Rotterdam Rule Change Could Raise Price of Marine Biofuel

by Ship & Bunker News Team
Tuesday January 16, 2024

A change to incentives for producing biofuel in the Netherlands will make marine fuel more expensive to produce vis-a-vis aviation biofuel, a bunker supplier has said.

The Dutch government has halved the renewable energy unit (hernieuwbare brandstofeenheden) multiplier from 0.8  to 0.4 for marine biofuel production from January while leaving it unchanged for aviation biofuel, according to head of biofuels seller GoodFuels, Johannes Schurmann.

The emission trading scheme in the European Union should mitigate in part any price rise but Schurmann expects aviation biofuel to become a more attractive proposition.

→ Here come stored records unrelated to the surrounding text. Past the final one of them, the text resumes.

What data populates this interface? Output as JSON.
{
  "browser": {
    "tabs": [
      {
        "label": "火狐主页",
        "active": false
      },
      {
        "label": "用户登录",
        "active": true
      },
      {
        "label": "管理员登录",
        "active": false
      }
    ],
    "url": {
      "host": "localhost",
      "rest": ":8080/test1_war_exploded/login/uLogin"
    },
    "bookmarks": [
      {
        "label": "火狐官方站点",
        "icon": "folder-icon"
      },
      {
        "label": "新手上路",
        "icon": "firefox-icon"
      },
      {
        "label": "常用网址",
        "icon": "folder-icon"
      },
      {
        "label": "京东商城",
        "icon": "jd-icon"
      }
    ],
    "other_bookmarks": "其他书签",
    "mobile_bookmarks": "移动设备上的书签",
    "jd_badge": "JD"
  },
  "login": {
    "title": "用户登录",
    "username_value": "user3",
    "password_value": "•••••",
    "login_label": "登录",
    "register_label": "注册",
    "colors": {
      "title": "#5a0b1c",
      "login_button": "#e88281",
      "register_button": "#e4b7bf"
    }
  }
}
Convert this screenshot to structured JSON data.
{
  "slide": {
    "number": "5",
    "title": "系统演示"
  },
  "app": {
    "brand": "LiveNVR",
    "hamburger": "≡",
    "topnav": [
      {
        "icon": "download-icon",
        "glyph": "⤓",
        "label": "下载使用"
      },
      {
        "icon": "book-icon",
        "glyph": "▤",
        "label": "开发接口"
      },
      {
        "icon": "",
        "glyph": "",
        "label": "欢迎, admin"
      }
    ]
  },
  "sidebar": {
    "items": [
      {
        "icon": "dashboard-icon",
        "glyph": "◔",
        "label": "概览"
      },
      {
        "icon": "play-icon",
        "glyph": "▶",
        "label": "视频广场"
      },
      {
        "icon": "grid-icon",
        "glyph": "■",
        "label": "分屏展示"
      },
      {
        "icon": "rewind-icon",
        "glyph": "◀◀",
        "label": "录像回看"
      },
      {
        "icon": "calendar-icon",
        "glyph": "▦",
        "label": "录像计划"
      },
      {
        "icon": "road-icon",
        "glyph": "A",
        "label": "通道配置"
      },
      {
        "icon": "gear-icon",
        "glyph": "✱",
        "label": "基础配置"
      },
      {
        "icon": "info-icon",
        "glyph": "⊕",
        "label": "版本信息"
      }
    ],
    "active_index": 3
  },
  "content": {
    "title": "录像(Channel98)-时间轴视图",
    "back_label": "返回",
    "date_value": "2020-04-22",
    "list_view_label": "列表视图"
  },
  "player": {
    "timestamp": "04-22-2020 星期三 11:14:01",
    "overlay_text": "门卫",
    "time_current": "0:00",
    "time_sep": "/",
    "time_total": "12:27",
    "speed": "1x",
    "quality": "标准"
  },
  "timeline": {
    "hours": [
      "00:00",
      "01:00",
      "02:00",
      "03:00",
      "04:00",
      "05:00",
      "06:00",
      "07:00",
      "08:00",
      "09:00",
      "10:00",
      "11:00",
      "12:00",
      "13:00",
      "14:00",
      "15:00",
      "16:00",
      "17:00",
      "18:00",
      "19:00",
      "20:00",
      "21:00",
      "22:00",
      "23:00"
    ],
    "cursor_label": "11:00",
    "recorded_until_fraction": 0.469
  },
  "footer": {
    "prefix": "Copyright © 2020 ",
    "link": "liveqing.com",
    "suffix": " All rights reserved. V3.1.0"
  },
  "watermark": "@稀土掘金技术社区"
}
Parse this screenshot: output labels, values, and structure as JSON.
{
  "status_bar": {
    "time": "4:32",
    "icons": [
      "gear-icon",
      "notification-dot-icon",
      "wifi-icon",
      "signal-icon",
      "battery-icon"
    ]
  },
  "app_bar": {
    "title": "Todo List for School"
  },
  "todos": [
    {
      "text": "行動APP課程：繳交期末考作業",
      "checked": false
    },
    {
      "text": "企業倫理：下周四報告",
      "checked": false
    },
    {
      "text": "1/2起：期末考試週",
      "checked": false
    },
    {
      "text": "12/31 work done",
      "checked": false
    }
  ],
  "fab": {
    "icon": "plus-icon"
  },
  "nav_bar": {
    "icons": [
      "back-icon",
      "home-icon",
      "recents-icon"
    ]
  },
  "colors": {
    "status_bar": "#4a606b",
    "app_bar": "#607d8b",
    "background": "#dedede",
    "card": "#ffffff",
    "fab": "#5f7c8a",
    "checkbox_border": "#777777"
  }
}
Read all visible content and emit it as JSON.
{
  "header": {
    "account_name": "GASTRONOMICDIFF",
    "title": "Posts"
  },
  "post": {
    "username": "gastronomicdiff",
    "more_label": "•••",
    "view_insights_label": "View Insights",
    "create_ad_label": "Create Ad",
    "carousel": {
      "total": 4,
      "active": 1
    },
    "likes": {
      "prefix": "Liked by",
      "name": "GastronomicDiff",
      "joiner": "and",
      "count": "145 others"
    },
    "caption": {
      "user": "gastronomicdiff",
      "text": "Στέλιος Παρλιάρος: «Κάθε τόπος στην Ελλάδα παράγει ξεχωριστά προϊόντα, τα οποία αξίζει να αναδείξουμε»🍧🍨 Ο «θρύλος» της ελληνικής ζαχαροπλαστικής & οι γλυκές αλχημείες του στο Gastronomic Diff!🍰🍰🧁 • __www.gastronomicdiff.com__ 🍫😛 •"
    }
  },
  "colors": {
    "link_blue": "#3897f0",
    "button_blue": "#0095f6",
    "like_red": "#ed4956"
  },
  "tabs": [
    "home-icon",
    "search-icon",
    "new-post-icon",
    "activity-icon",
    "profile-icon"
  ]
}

"Where this year we did not see a lot of SAF [aviation fuel] volumes in the Netherlands, we expect from next year that SAF volumes will be roughly as big as for shipping," Schurmann told price reporting agency SP Global.

He added that bio-bunkering, until now concentrated at Rotterdam, would spread to other countries and there has been interest in Belgium and Gibraltar.

Rotterdam's sales of bio-blended bunker fuels reached 183,499 metric tonnes between July and September. Bio-fuel sales in Singapore for 2023 stood at 524,000 mt.